Vladimiro levantó levemente la ceja izquierda. Se le pasaron millones de pensamientos por la cabeza, pero los ignoró. Nunca supo por qué, pero decidió eliminar de su mente la posibilidad de estar frente a una persona mucho mayor de lo que parecía.

—Tenemos cosas en común —dijo, al fin, mientras pensaba que tanto él, como Jonathan, disfrutaban de Europa, gozaban de sus herencias, y eran dueños, amos, propietarios, de la tierra, de los frutos de las semillas, de los animales, de los mortales que necesitan del sudor de su frente para alimentarse, de todo lo que repta, de todo lo que trepa, de todo lo que se arrastra sobre la faz de la Tierra.
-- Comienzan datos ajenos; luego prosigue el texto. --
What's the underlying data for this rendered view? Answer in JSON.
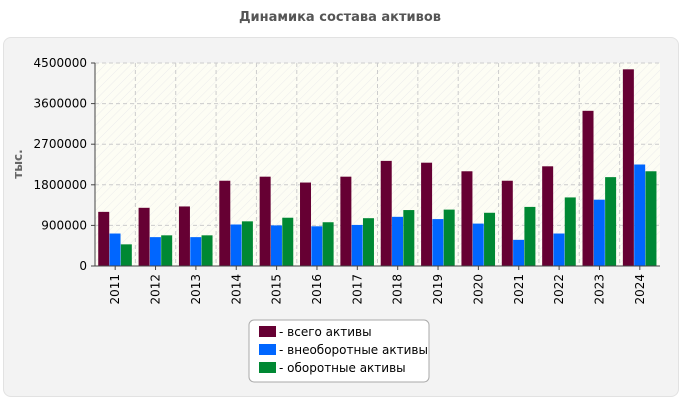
{
  "chart_data": {
    "type": "bar",
    "title": "Динамика состава активов",
    "ylabel": "тыс.",
    "xlabel": "",
    "ylim": [
      0,
      4500000
    ],
    "yticks": [
      0,
      900000,
      1800000,
      2700000,
      3600000,
      4500000
    ],
    "grid": true,
    "legend": "bottom-center",
    "categories": [
      "2011",
      "2012",
      "2013",
      "2014",
      "2015",
      "2016",
      "2017",
      "2018",
      "2019",
      "2020",
      "2021",
      "2022",
      "2023",
      "2024"
    ],
    "series": [
      {
        "name": "- всего активы",
        "color": "#660033",
        "values": [
          1200000,
          1290000,
          1320000,
          1890000,
          1980000,
          1850000,
          1980000,
          2330000,
          2290000,
          2100000,
          1890000,
          2210000,
          3440000,
          4360000
        ]
      },
      {
        "name": "- внеоборотные активы",
        "color": "#0066ff",
        "values": [
          720000,
          640000,
          640000,
          920000,
          900000,
          880000,
          910000,
          1090000,
          1040000,
          940000,
          580000,
          720000,
          1470000,
          2250000
        ]
      },
      {
        "name": "- оборотные активы",
        "color": "#008833",
        "values": [
          480000,
          680000,
          680000,
          990000,
          1070000,
          970000,
          1060000,
          1240000,
          1250000,
          1180000,
          1310000,
          1520000,
          1970000,
          2100000
        ]
      }
    ]
  }
}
—No lo crea —aseguró Jonathan, con una seguridad y un talante que hasta el momento no había exhibido, y que atrajo la atención de Vladimiro—. Tenemos una gran diferencia. Hace mucho tiempo entendí que vivir de los demás es un horror. Yo no soy un parásito, Vladimiro. —Su interlocutor abrió los ojos y se le endureció el rostro, asombrado por el atrevimiento—. Mejor dicho, ya no lo soy. Ahora sólo soy un estudioso… —hizo una pausa—… y un vampiro.

—¿Acaso usted también es un chupasangre? —dijo Vladimiro, mientras se reía, no por hilaridad, sino por el impacto nervioso que le había causado la repentina confianza y el asombroso desenfado que ahora exhibía Jonathan.

Literally I am —respondió Jonathan, en inglés, mientras daba media vuelta y dejaba que la luz de la lámpara se reflejara sobre los dos grandes colmillos que crecían en su boca.

Vladimiro, petrificado, colapsado, soltó el vaso. Antes que el cristal se estrellara contra el piso, y que el jugo de tomate tiñera el parqué de color rojo, Jonathan realizó un salto increíble y cayó encima de Vladimiro. Le apretó el cuello y le oprimió la nuca, mientras clavaba sus largos dientes en la yugular. Así fue como Jonathan empezó a chuparle la sangre a Vladimiro, hasta dejarlo seco y marchitado sobre el gran sillón.